One thing, though. zero tolerance may be a good idea - you can search him and his room, you can act the jailer and the policeman, but you are unlikely to control what he does outside. Us doing that to ds has irretrievably ruined our relationship with him. He lives in this house because he has no alternative, but he doesn't talk to us (and I mean at all - a couple of monosyllables is a good day), he doesn't eat with us - makes his own food and eats by himself, is open about how he hates and resents both us and his siblings. He has spent time sleeping rough, but comes back when the police bring him.

When we stopped money ds started dealing - not major making money (he isn't even a good drug dealer, because he hasn't got the guts to make people pay!), but running, delivering, going in cars to pick-ups etc. It was a lot worse then. Now we give him a little money, and things are a little better. He has also been excluded from school but we have just (after 6 months doing nothing) got him on a youth training scheme which also gives him a little money. So now he can feed his own habit.

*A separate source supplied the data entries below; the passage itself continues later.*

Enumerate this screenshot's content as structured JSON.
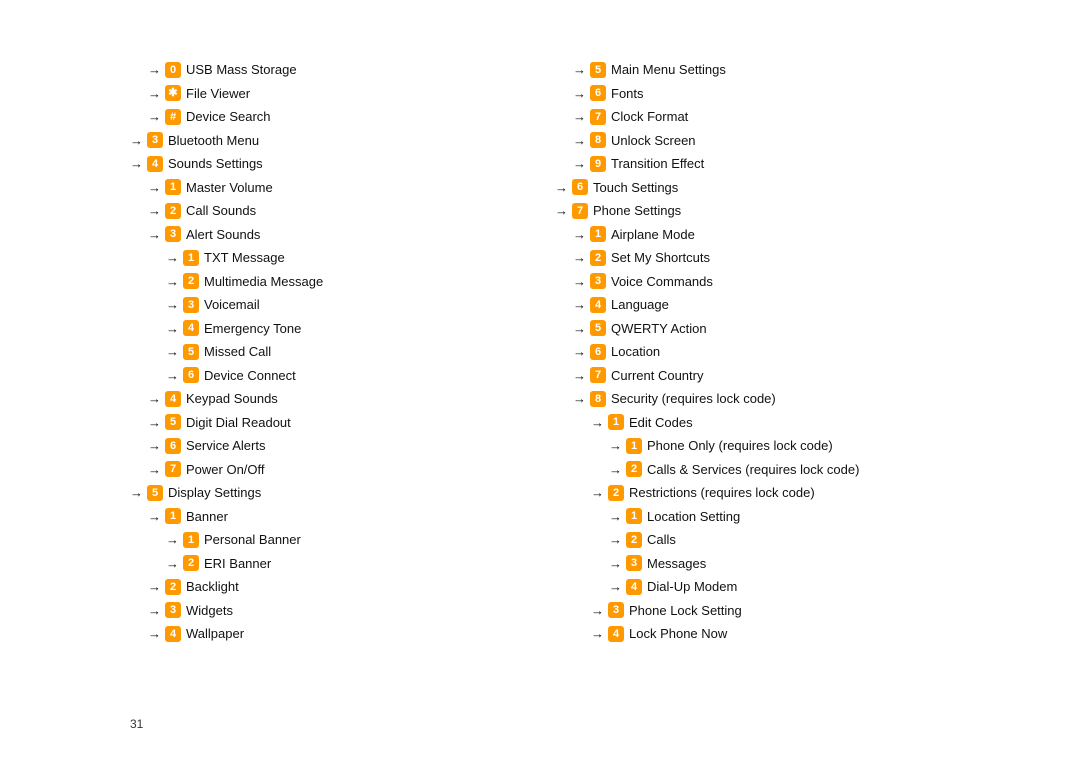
{
  "pageNumber": "31",
  "leftColumn": [
    {
      "indent": 1,
      "badge": "0",
      "label": "USB Mass Storage"
    },
    {
      "indent": 1,
      "badge": "✱",
      "label": "File Viewer"
    },
    {
      "indent": 1,
      "badge": "#",
      "label": "Device Search"
    },
    {
      "indent": 0,
      "badge": "3",
      "label": "Bluetooth Menu"
    },
    {
      "indent": 0,
      "badge": "4",
      "label": "Sounds Settings"
    },
    {
      "indent": 1,
      "badge": "1",
      "label": "Master Volume"
    },
    {
      "indent": 1,
      "badge": "2",
      "label": "Call Sounds"
    },
    {
      "indent": 1,
      "badge": "3",
      "label": "Alert Sounds"
    },
    {
      "indent": 2,
      "badge": "1",
      "label": "TXT Message"
    },
    {
      "indent": 2,
      "badge": "2",
      "label": "Multimedia Message"
    },
    {
      "indent": 2,
      "badge": "3",
      "label": "Voicemail"
    },
    {
      "indent": 2,
      "badge": "4",
      "label": "Emergency Tone"
    },
    {
      "indent": 2,
      "badge": "5",
      "label": "Missed Call"
    },
    {
      "indent": 2,
      "badge": "6",
      "label": "Device Connect"
    },
    {
      "indent": 1,
      "badge": "4",
      "label": "Keypad Sounds"
    },
    {
      "indent": 1,
      "badge": "5",
      "label": "Digit Dial Readout"
    },
    {
      "indent": 1,
      "badge": "6",
      "label": "Service Alerts"
    },
    {
      "indent": 1,
      "badge": "7",
      "label": "Power On/Off"
    },
    {
      "indent": 0,
      "badge": "5",
      "label": "Display Settings"
    },
    {
      "indent": 1,
      "badge": "1",
      "label": "Banner"
    },
    {
      "indent": 2,
      "badge": "1",
      "label": "Personal Banner"
    },
    {
      "indent": 2,
      "badge": "2",
      "label": "ERI Banner"
    },
    {
      "indent": 1,
      "badge": "2",
      "label": "Backlight"
    },
    {
      "indent": 1,
      "badge": "3",
      "label": "Widgets"
    },
    {
      "indent": 1,
      "badge": "4",
      "label": "Wallpaper"
    }
  ],
  "rightColumn": [
    {
      "indent": 1,
      "badge": "5",
      "label": "Main Menu Settings"
    },
    {
      "indent": 1,
      "badge": "6",
      "label": "Fonts"
    },
    {
      "indent": 1,
      "badge": "7",
      "label": "Clock Format"
    },
    {
      "indent": 1,
      "badge": "8",
      "label": "Unlock Screen"
    },
    {
      "indent": 1,
      "badge": "9",
      "label": "Transition Effect"
    },
    {
      "indent": 0,
      "badge": "6",
      "label": "Touch Settings"
    },
    {
      "indent": 0,
      "badge": "7",
      "label": "Phone Settings"
    },
    {
      "indent": 1,
      "badge": "1",
      "label": "Airplane Mode"
    },
    {
      "indent": 1,
      "badge": "2",
      "label": "Set My Shortcuts"
    },
    {
      "indent": 1,
      "badge": "3",
      "label": "Voice Commands"
    },
    {
      "indent": 1,
      "badge": "4",
      "label": "Language"
    },
    {
      "indent": 1,
      "badge": "5",
      "label": "QWERTY Action"
    },
    {
      "indent": 1,
      "badge": "6",
      "label": "Location"
    },
    {
      "indent": 1,
      "badge": "7",
      "label": "Current Country"
    },
    {
      "indent": 1,
      "badge": "8",
      "label": "Security (requires lock code)"
    },
    {
      "indent": 2,
      "badge": "1",
      "label": "Edit Codes"
    },
    {
      "indent": 3,
      "badge": "1",
      "label": "Phone Only (requires lock code)"
    },
    {
      "indent": 3,
      "badge": "2",
      "label": "Calls & Services (requires lock code)"
    },
    {
      "indent": 2,
      "badge": "2",
      "label": "Restrictions (requires lock code)"
    },
    {
      "indent": 3,
      "badge": "1",
      "label": "Location Setting"
    },
    {
      "indent": 3,
      "badge": "2",
      "label": "Calls"
    },
    {
      "indent": 3,
      "badge": "3",
      "label": "Messages"
    },
    {
      "indent": 3,
      "badge": "4",
      "label": "Dial-Up Modem"
    },
    {
      "indent": 2,
      "badge": "3",
      "label": "Phone Lock Setting"
    },
    {
      "indent": 2,
      "badge": "4",
      "label": "Lock Phone Now"
    }
  ]
}
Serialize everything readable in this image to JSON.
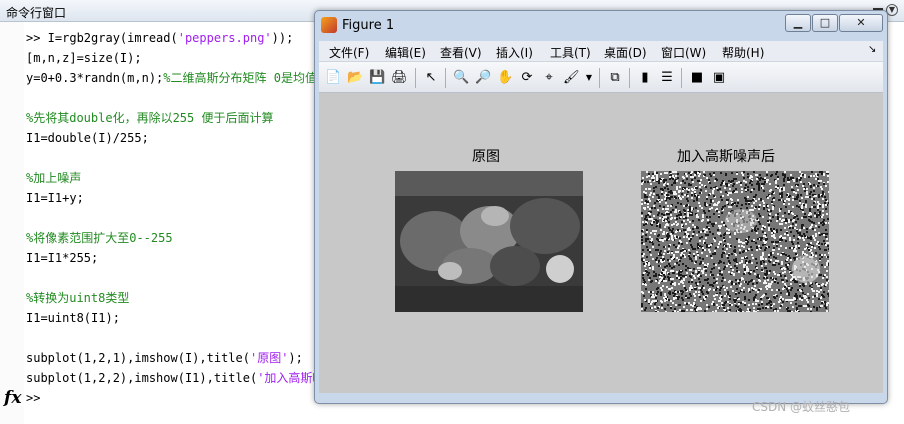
{
  "command_window": {
    "title": "命令行窗口",
    "lines": [
      {
        "parts": [
          {
            "t": ">>  I=rgb2gray(imread(",
            "c": "black"
          },
          {
            "t": "'peppers.png'",
            "c": "purple"
          },
          {
            "t": "));",
            "c": "black"
          }
        ]
      },
      {
        "parts": [
          {
            "t": "[m,n,z]=size(I);",
            "c": "black"
          }
        ]
      },
      {
        "parts": [
          {
            "t": "y=0+0.3*randn(m,n);",
            "c": "black"
          },
          {
            "t": "%二维高斯分布矩阵 0是均值",
            "c": "green"
          }
        ]
      },
      {
        "parts": []
      },
      {
        "parts": [
          {
            "t": "%先将其double化，再除以255 便于后面计算",
            "c": "green"
          }
        ]
      },
      {
        "parts": [
          {
            "t": "I1=double(I)/255;",
            "c": "black"
          }
        ]
      },
      {
        "parts": []
      },
      {
        "parts": [
          {
            "t": "%加上噪声",
            "c": "green"
          }
        ]
      },
      {
        "parts": [
          {
            "t": "I1=I1+y;",
            "c": "black"
          }
        ]
      },
      {
        "parts": []
      },
      {
        "parts": [
          {
            "t": "%将像素范围扩大至0--255",
            "c": "green"
          }
        ]
      },
      {
        "parts": [
          {
            "t": "I1=I1*255;",
            "c": "black"
          }
        ]
      },
      {
        "parts": []
      },
      {
        "parts": [
          {
            "t": "%转换为uint8类型",
            "c": "green"
          }
        ]
      },
      {
        "parts": [
          {
            "t": "I1=uint8(I1);",
            "c": "black"
          }
        ]
      },
      {
        "parts": []
      },
      {
        "parts": [
          {
            "t": "subplot(1,2,1),imshow(I),title(",
            "c": "black"
          },
          {
            "t": "'原图'",
            "c": "purple"
          },
          {
            "t": ");",
            "c": "black"
          }
        ]
      },
      {
        "parts": [
          {
            "t": "subplot(1,2,2),imshow(I1),title(",
            "c": "black"
          },
          {
            "t": "'加入高斯噪",
            "c": "purple"
          }
        ]
      }
    ],
    "fx_symbol": "fx",
    "prompt": ">>"
  },
  "figure": {
    "title": "Figure 1",
    "menu": [
      "文件(F)",
      "编辑(E)",
      "查看(V)",
      "插入(I)",
      "工具(T)",
      "桌面(D)",
      "窗口(W)",
      "帮助(H)"
    ],
    "menu_arrow": "↘",
    "toolbar_icons": [
      "new-figure-icon",
      "open-icon",
      "save-icon",
      "print-icon",
      "pointer-icon",
      "zoom-in-icon",
      "zoom-out-icon",
      "pan-icon",
      "rotate-icon",
      "data-cursor-icon",
      "brush-icon",
      "link-icon",
      "colorbar-icon",
      "legend-icon",
      "hide-tools-icon",
      "show-tools-icon"
    ],
    "subplots": [
      {
        "title": "原图",
        "image": "grayscale-peppers"
      },
      {
        "title": "加入高斯噪声后",
        "image": "noisy-grayscale-peppers"
      }
    ]
  },
  "watermark": "CSDN @蚊丝憨包",
  "colors": {
    "comment": "#228b22",
    "string": "#a020f0",
    "canvas": "#c8c8c8"
  }
}
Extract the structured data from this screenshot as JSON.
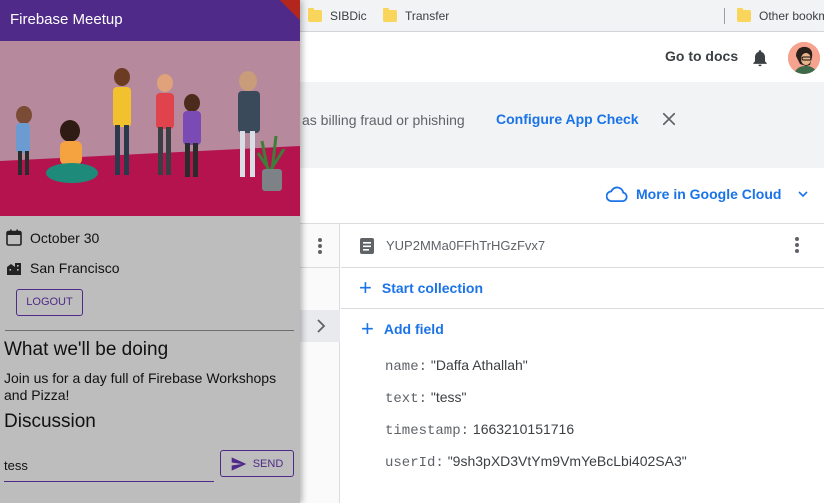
{
  "bookmarks": [
    {
      "label": "SIBDic"
    },
    {
      "label": "Transfer"
    },
    {
      "label": "Other bookmarks"
    }
  ],
  "header": {
    "go_to_docs": "Go to docs"
  },
  "banner": {
    "text": "as billing fraud or phishing",
    "configure_link": "Configure App Check"
  },
  "cloud": {
    "more_in_cloud": "More in Google Cloud"
  },
  "document": {
    "id": "YUP2MMa0FFhTrHGzFvx7",
    "start_collection": "Start collection",
    "add_field": "Add field",
    "fields": [
      {
        "key": "name:",
        "value": "\"Daffa Athallah\""
      },
      {
        "key": "text:",
        "value": "\"tess\""
      },
      {
        "key": "timestamp:",
        "value": "1663210151716"
      },
      {
        "key": "userId:",
        "value": "\"9sh3pXD3VtYm9VmYeBcLbi402SA3\""
      }
    ]
  },
  "app": {
    "title": "Firebase Meetup",
    "date": "October 30",
    "location": "San Francisco",
    "logout_label": "LOGOUT",
    "heading": "What we'll be doing",
    "description": "Join us for a day full of Firebase Workshops and Pizza!",
    "discussion_heading": "Discussion",
    "message_value": "tess",
    "send_label": "SEND"
  },
  "colors": {
    "app_primary": "#4f2a88",
    "console_link": "#1a73e8",
    "hero_top": "#b6899d",
    "hero_floor": "#b5134d"
  }
}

maryz Wed 17-Feb-10 11:08:25

Sorry I should have read that before I posted it. It is really too depressing. For what it is worth I have two suggestions:

Firstly try not to focus on the drugs - try to get him interested in something, anything, else. We have failed in this, so ds has NOTHING other than cannabis to make him "enjoy" life, and no friends outside the dope-head world.

Secondly, is there ANY adult he relates to. Can you find a teacher, uncle, friend of a friend, friend's father, who would take an interest and be on his side. Again we have failed with this. At one stage my brother took this role and things were looking good, but unfortunately he lives too far away and ds got worse between his visits.

supersec Thu 18-Feb-10 10:37:09

Thanks maryz, any contributions are helpful. When I read about your son it terrifies me. The counsellor I spoke to said this only happens to a small minority of users.

I really don't think there is any friend or relative who could act as a mentor - I would imagine they would have to be cool and groovy and dabbled in a lot of drugs and come out the right side before he would take any interest in them.

What you and mojomama said about getting him interested in something is a really positive idea. Like I said he is mad into his music but most of his friends aren't and he would be embarrassed I think to bring his guitar into school. I am going to have to do some ringing around. He has a music teacher who has a band but I really don't know how they get involved in these things.

I might even ring his music teacher but he is only in his early 20's and this might be overstepping the mark.

The thing is he never went out with his friends that much. Of the people who he has smoked cannabis with I would say only one is a true longstanding friend, the others are all more like acqaintances. He never brings anyone near the house and doesn't even text anyone apart from his girlfriend (who is very nice and is against cannabis use).

The most worrying thing for me is that he would smoke it before school (this would probably be his only chance) and then I wouldn't know. I have been told they all gather in an alley at the back of school and some smoke cigarettes and some smoke cannabis. The school I have been told can do nothing about this, only the Police can.

The frustrating thing is (apart from a few aggressive, bordering on violent outbursts when we have taken his phone off him and had to lock all the doors so he couldn't get out)he is as nice as pie. He will mostly do anything we ask him, he asks us how our days went at work and talks about concerts, bands with us. He even wants me there at the hairdressers when he goes. So I don't think he hates us at the moment.

I might sit down at the Frank website with him tonight and check that he knows everything about cannabis.

I shudder to think how may are getting away with smoking it and their parents won't have a clue. Especially if they are going to sleepovers.